After recovering as best as one can from the staggering news that one has breast cancer, it’s time to make some decisions about treatment options. Treatment options are often determined by the staging of the cancer (in situ, invasive, lymph node involvement, metastases etc.). But before we get too far into this, let’s emphasize an important point. Consider getting a second opinion on both the diagnosis and the treatment. Misdiagnosis occurs more frequently that the establishment would like to admit, and it cuts (no pun intended) both ways. I have spoken to quite a few women who were told they had a benign growth who later developed raging cancers.
In general, you will have four major areas of options: surgery, radiation, chemotherapy and hormonal therapy. Most often, combinations are used, and the choices are driven by the stage of the disease.

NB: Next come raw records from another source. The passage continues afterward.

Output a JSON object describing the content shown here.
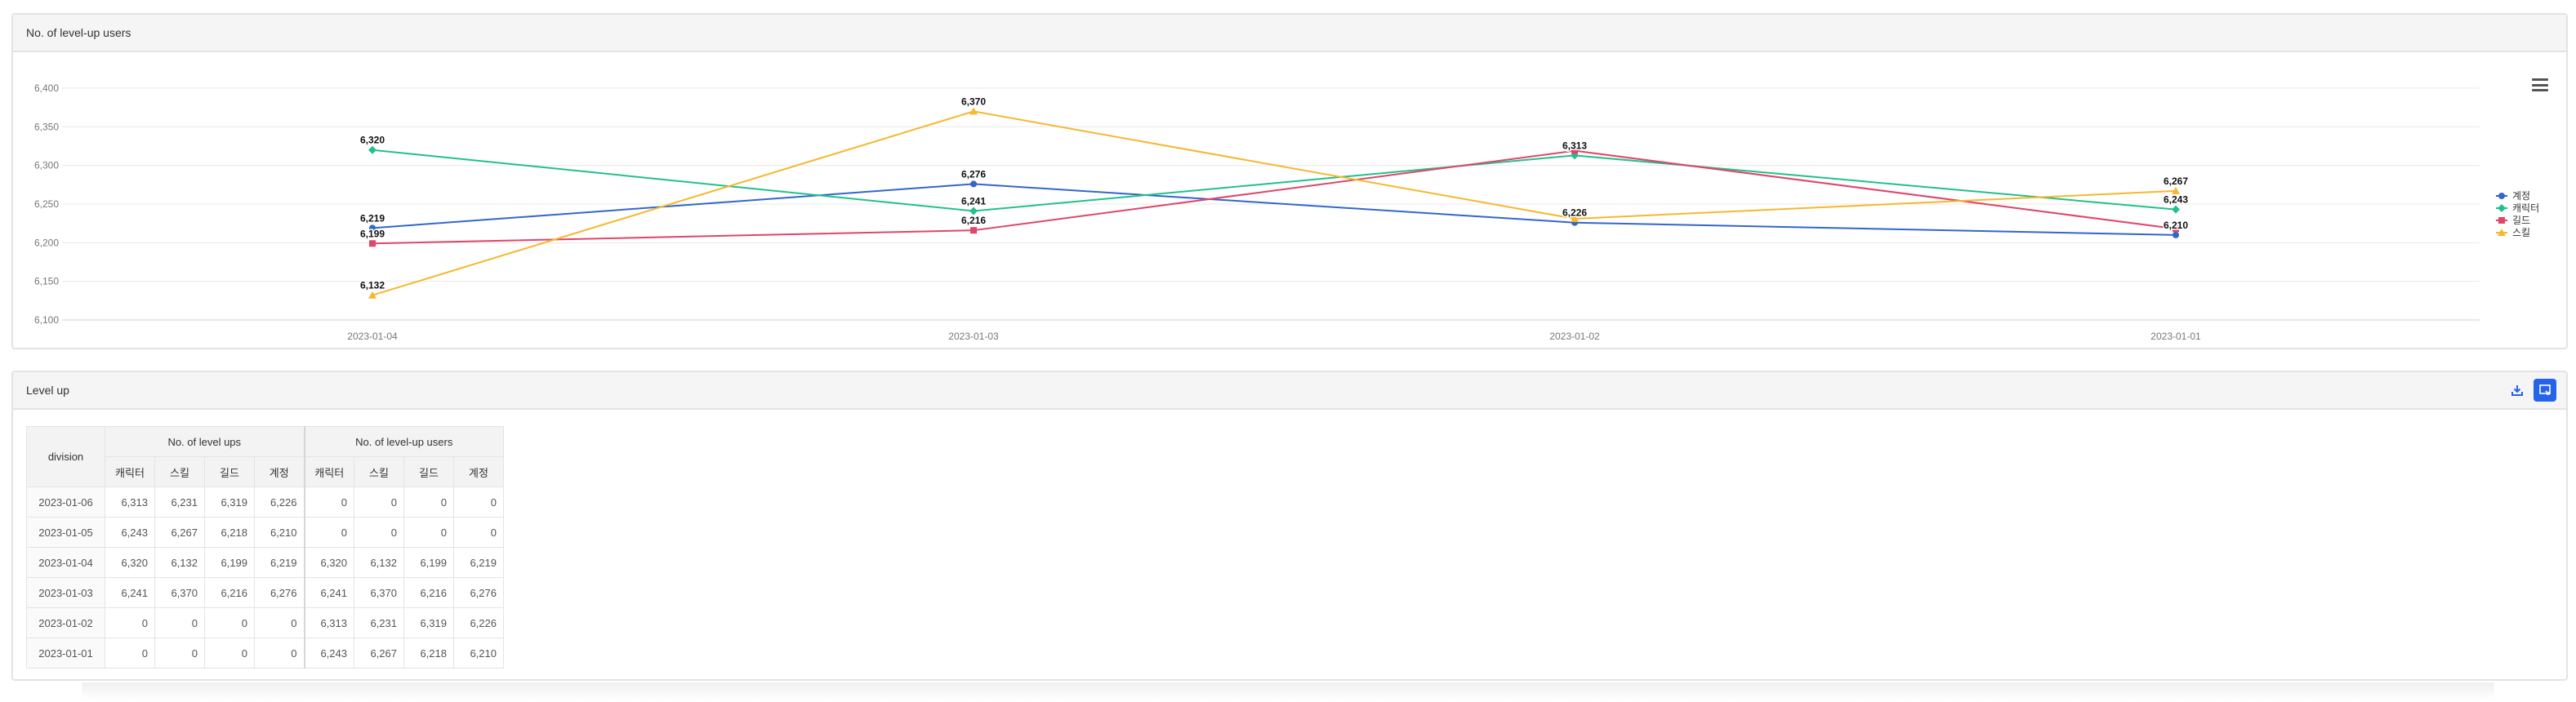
{
  "chart_panel": {
    "title": "No. of level-up users"
  },
  "table_panel": {
    "title": "Level up"
  },
  "chart_data": {
    "type": "line",
    "categories": [
      "2023-01-04",
      "2023-01-03",
      "2023-01-02",
      "2023-01-01"
    ],
    "ylim": [
      6100,
      6400
    ],
    "yticks": [
      6100,
      6150,
      6200,
      6250,
      6300,
      6350,
      6400
    ],
    "legend_position": "right",
    "grid": true,
    "series": [
      {
        "name": "계정",
        "color": "#3366cc",
        "marker": "circle",
        "values": [
          6219,
          6276,
          6226,
          6210
        ]
      },
      {
        "name": "캐릭터",
        "color": "#22c08a",
        "marker": "diamond",
        "values": [
          6320,
          6241,
          6313,
          6243
        ]
      },
      {
        "name": "길드",
        "color": "#e0456a",
        "marker": "square",
        "values": [
          6199,
          6216,
          6319,
          6218
        ]
      },
      {
        "name": "스킬",
        "color": "#f5b82e",
        "marker": "triangle",
        "values": [
          6132,
          6370,
          6231,
          6267
        ]
      }
    ],
    "data_labels": [
      [
        "6,219",
        "6,276",
        "6,226",
        "6,210"
      ],
      [
        "6,320",
        "6,241",
        "6,313",
        "6,243"
      ],
      [
        "6,199",
        "6,216",
        "",
        ""
      ],
      [
        "6,132",
        "6,370",
        "",
        "6,267"
      ]
    ]
  },
  "table": {
    "division_header": "division",
    "groups": [
      "No. of level ups",
      "No. of level-up users"
    ],
    "columns": [
      "캐릭터",
      "스킬",
      "길드",
      "계정",
      "캐릭터",
      "스킬",
      "길드",
      "계정"
    ],
    "rows": [
      {
        "date": "2023-01-06",
        "values": [
          "6,313",
          "6,231",
          "6,319",
          "6,226",
          "0",
          "0",
          "0",
          "0"
        ]
      },
      {
        "date": "2023-01-05",
        "values": [
          "6,243",
          "6,267",
          "6,218",
          "6,210",
          "0",
          "0",
          "0",
          "0"
        ]
      },
      {
        "date": "2023-01-04",
        "values": [
          "6,320",
          "6,132",
          "6,199",
          "6,219",
          "6,320",
          "6,132",
          "6,199",
          "6,219"
        ]
      },
      {
        "date": "2023-01-03",
        "values": [
          "6,241",
          "6,370",
          "6,216",
          "6,276",
          "6,241",
          "6,370",
          "6,216",
          "6,276"
        ]
      },
      {
        "date": "2023-01-02",
        "values": [
          "0",
          "0",
          "0",
          "0",
          "6,313",
          "6,231",
          "6,319",
          "6,226"
        ]
      },
      {
        "date": "2023-01-01",
        "values": [
          "0",
          "0",
          "0",
          "0",
          "6,243",
          "6,267",
          "6,218",
          "6,210"
        ]
      }
    ]
  },
  "icons": {
    "menu": "hamburger-menu-icon",
    "download": "download-icon",
    "expand": "expand-icon"
  }
}
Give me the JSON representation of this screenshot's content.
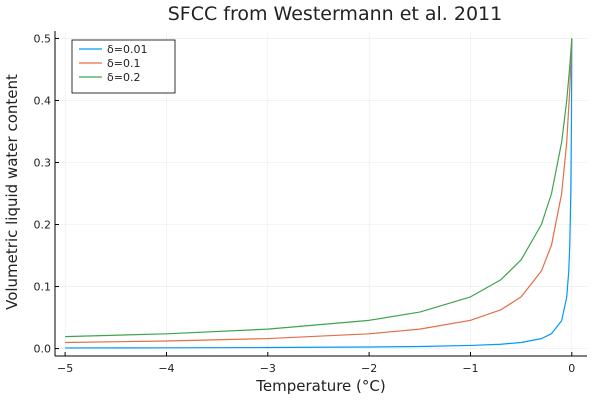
{
  "chart_data": {
    "type": "line",
    "title": "SFCC from Westermann et al. 2011",
    "xlabel": "Temperature (°C)",
    "ylabel": "Volumetric liquid water content",
    "xlim": [
      -5.1,
      0.15
    ],
    "ylim": [
      -0.012,
      0.512
    ],
    "xticks": [
      -5,
      -4,
      -3,
      -2,
      -1,
      0
    ],
    "xtick_labels": [
      "−5",
      "−4",
      "−3",
      "−2",
      "−1",
      "0"
    ],
    "yticks": [
      0.0,
      0.1,
      0.2,
      0.3,
      0.4,
      0.5
    ],
    "ytick_labels": [
      "0.0",
      "0.1",
      "0.2",
      "0.3",
      "0.4",
      "0.5"
    ],
    "grid": true,
    "legend_position": "top-left",
    "series": [
      {
        "name": "δ=0.01",
        "color": "#009af9",
        "x": [
          -5,
          -4,
          -3,
          -2,
          -1.5,
          -1,
          -0.7,
          -0.5,
          -0.3,
          -0.2,
          -0.1,
          -0.05,
          -0.03,
          -0.02,
          -0.01,
          -0.005,
          -0.002,
          0
        ],
        "y": [
          0.001,
          0.0012,
          0.0017,
          0.0025,
          0.0033,
          0.005,
          0.007,
          0.0098,
          0.016,
          0.024,
          0.045,
          0.083,
          0.125,
          0.167,
          0.25,
          0.333,
          0.417,
          0.5
        ]
      },
      {
        "name": "δ=0.1",
        "color": "#e26f46",
        "x": [
          -5,
          -4,
          -3,
          -2,
          -1.5,
          -1,
          -0.7,
          -0.5,
          -0.3,
          -0.2,
          -0.1,
          -0.05,
          -0.02,
          0
        ],
        "y": [
          0.0098,
          0.0122,
          0.0161,
          0.0238,
          0.0313,
          0.0455,
          0.0625,
          0.0833,
          0.125,
          0.167,
          0.25,
          0.333,
          0.417,
          0.5
        ]
      },
      {
        "name": "δ=0.2",
        "color": "#3da44d",
        "x": [
          -5,
          -4,
          -3,
          -2,
          -1.5,
          -1,
          -0.7,
          -0.5,
          -0.3,
          -0.2,
          -0.1,
          -0.05,
          -0.02,
          0
        ],
        "y": [
          0.0192,
          0.0238,
          0.0313,
          0.0455,
          0.0588,
          0.0833,
          0.111,
          0.143,
          0.2,
          0.25,
          0.333,
          0.4,
          0.455,
          0.5
        ]
      }
    ]
  }
}
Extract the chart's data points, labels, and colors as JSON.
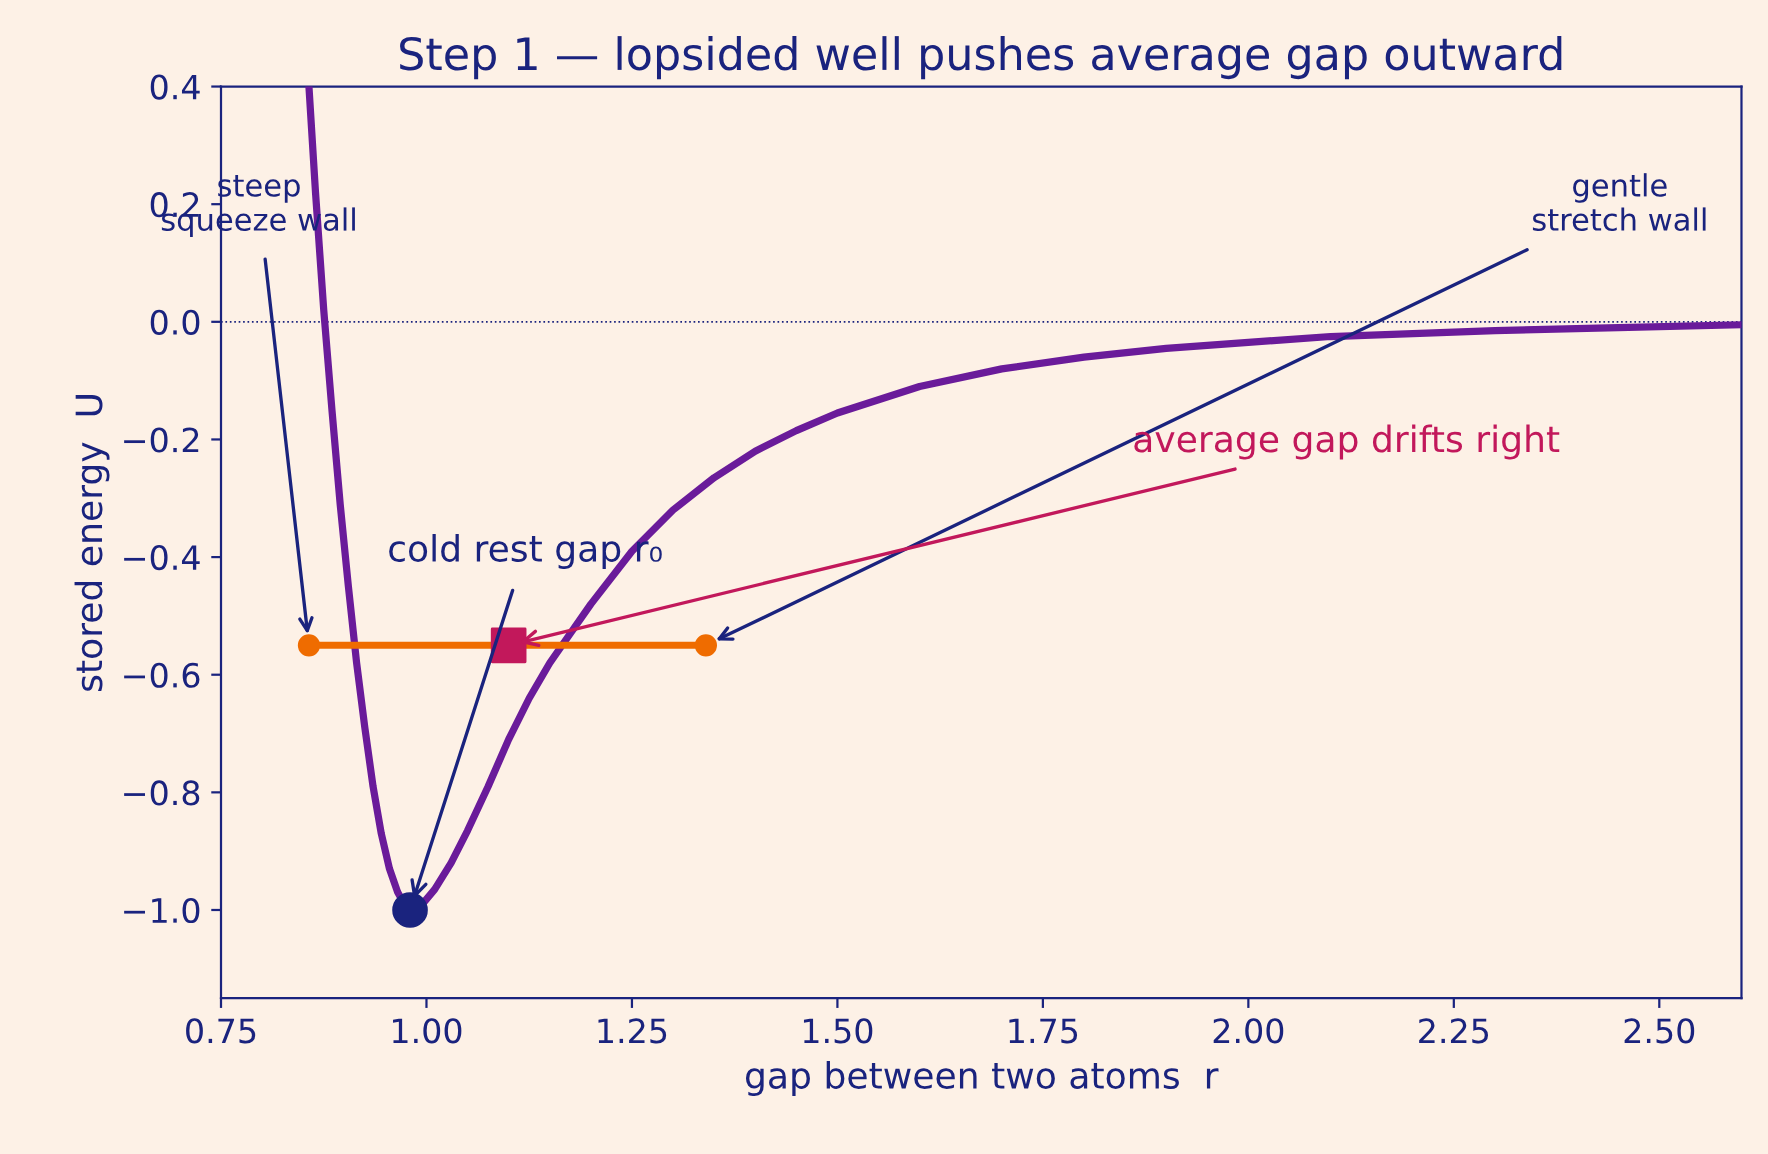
{
  "chart_data": {
    "type": "line",
    "title": "Step 1 — lopsided well pushes average gap outward",
    "xlabel": "gap between two atoms  r",
    "ylabel": "stored energy  U",
    "xlim": [
      0.75,
      2.6
    ],
    "xticks": [
      {
        "value": 0.75,
        "label": "0.75"
      },
      {
        "value": 1.0,
        "label": "1.00"
      },
      {
        "value": 1.25,
        "label": "1.25"
      },
      {
        "value": 1.5,
        "label": "1.50"
      },
      {
        "value": 1.75,
        "label": "1.75"
      },
      {
        "value": 2.0,
        "label": "2.00"
      },
      {
        "value": 2.25,
        "label": "2.25"
      },
      {
        "value": 2.5,
        "label": "2.50"
      }
    ],
    "ylim": [
      -1.15,
      0.4
    ],
    "yticks": [
      {
        "value": -1.0,
        "label": "−1.0"
      },
      {
        "value": -0.8,
        "label": "−0.8"
      },
      {
        "value": -0.6,
        "label": "−0.6"
      },
      {
        "value": -0.4,
        "label": "−0.4"
      },
      {
        "value": -0.2,
        "label": "−0.2"
      },
      {
        "value": 0.0,
        "label": "0.0"
      },
      {
        "value": 0.2,
        "label": "0.2"
      },
      {
        "value": 0.4,
        "label": "0.4"
      }
    ],
    "grid": false,
    "legend": false,
    "ref_lines": [
      {
        "axis": "y",
        "value": 0,
        "color": "#1a237e",
        "line_style": "dotted"
      }
    ],
    "series": [
      {
        "color": "#6a1b9a",
        "marker": "none",
        "x": [
          0.857,
          0.865,
          0.875,
          0.885,
          0.895,
          0.905,
          0.915,
          0.925,
          0.935,
          0.945,
          0.955,
          0.965,
          0.975,
          0.985,
          0.995,
          1.01,
          1.03,
          1.05,
          1.075,
          1.1,
          1.125,
          1.15,
          1.175,
          1.2,
          1.25,
          1.3,
          1.35,
          1.4,
          1.45,
          1.5,
          1.6,
          1.7,
          1.8,
          1.9,
          2.0,
          2.1,
          2.2,
          2.3,
          2.45,
          2.6
        ],
        "values": [
          0.4,
          0.22,
          0.02,
          -0.15,
          -0.31,
          -0.45,
          -0.58,
          -0.69,
          -0.79,
          -0.87,
          -0.93,
          -0.97,
          -0.995,
          -0.998,
          -0.99,
          -0.965,
          -0.92,
          -0.865,
          -0.79,
          -0.71,
          -0.64,
          -0.58,
          -0.53,
          -0.48,
          -0.39,
          -0.32,
          -0.265,
          -0.22,
          -0.185,
          -0.155,
          -0.11,
          -0.08,
          -0.06,
          -0.045,
          -0.035,
          -0.025,
          -0.02,
          -0.015,
          -0.01,
          -0.005
        ]
      },
      {
        "color": "#ef6c00",
        "marker": "circle",
        "x": [
          0.857,
          1.34
        ],
        "values": [
          -0.55,
          -0.55
        ]
      },
      {
        "type": "scatter",
        "color": "#c2185b",
        "marker": "square",
        "x": [
          1.1
        ],
        "values": [
          -0.55
        ]
      },
      {
        "type": "scatter",
        "color": "#1a237e",
        "marker": "circle",
        "x": [
          0.98
        ],
        "values": [
          -1.0
        ]
      }
    ],
    "annotations": [
      {
        "text": "steep\nsqueeze wall",
        "x": 0.857,
        "y": -0.55
      },
      {
        "text": "gentle\nstretch wall",
        "x": 1.34,
        "y": -0.55
      },
      {
        "text": "average gap drifts right",
        "x": 1.1,
        "y": -0.55
      },
      {
        "text": "cold rest gap r₀",
        "x": 0.98,
        "y": -1.0
      }
    ]
  }
}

Surgery: The oldest of approaches (actually thousands of years old) surgery is often the most effective option. There are currently three major types of surgery for breast cancer.
![]() | Lumpectomy: Just the tumor and some surrounding tissue is removed |
![]() | Total Mastectomy: The entire breast is removed but chest muscles and axillary lymph nodes are left intact. |
![]() | Modified Radical Mastectomy: First, the breast is removed, then a portion of the axillary lymph nodes (the ones under the arm) are removed. |
The type of surgery performed is usually determined by the stage of the disease.
Radiation: Often the physician will recommend radiation as an adjunct after surgery. Simply put, radiation damages cells that are rapidly dividing (like cancer). The hope is that any local area into which cancer cells have invaded will be irradiated sufficiently to kill any malignancies.
Radiation is normally administered every weekday for about six weeks. The procedure is almost always performed on an outpatient basis. The actual “zapping” only lasts a few minutes.
Often, the radiation oncologist will prescribe a “booster dose” at the end of they cycle. Sometimes this is administered by implanting radioactive beads that stay in place for about 36 hours.
Chemotherapy: The most dreaded of all. Thoughts of uncontrolled nausea, vomiting, and diarrhea come to mind for most when they think of chemotherapy. Actually it isn’t as bad as it used to be. Unlike radiation, chemotherapy traverses the whole body, killing rapidly dividing cells. Besides cancer cells, other rapidly dividing cells include the lining of the gastrointestinal tract, blood cells, and hair. Damage to these cells results in the troublesome side effects associated with chemotherapy.
The most common chemotherapeutic agents used in breast cancer are cyclophosphamide or Cytoxan ( C ), methotrexate (M) 5 fluorouracil or 5FU (F), Adriamycin or doxorubicin (A), Oncovin or vincristine (O) and Taxol (T). Various combinations are utilized and given intials like CMF, CAF, etc. in keeping with the abbreviations mentioned previously.
Chemotherapy is usually given in cycles. Two common cycles are the 3 week and the four week cycle. In the 3 week cycle, there is a 3 week break between chemotherapy treatments. The four week cycle has two weeks on and two weeks off. These cycles can run from 12 weeks to over a year depending on many factors.
Hormone Therapy: Think Tamoxifen (Nolvadex). Right now, this is the hormone therapy most often employed. Physicians run tests on the cancer cells to see if they are stimulated by estrogen. If they are, the cancer is referred to as estrogen receptor positive. Tamoxifen works by blocking estrogen. Tamoxifen is also often employed when the cancer is estrogen receptor negative, especially in women over 50. It is not fully understood why Tamoxifen helps in some cases of estrogen receptor negative cancers.
This article is a very brief overview of traditional treatment options. The actual decision on which therapies are right for you involve many complex factors that should be discussed with a competent health care professional.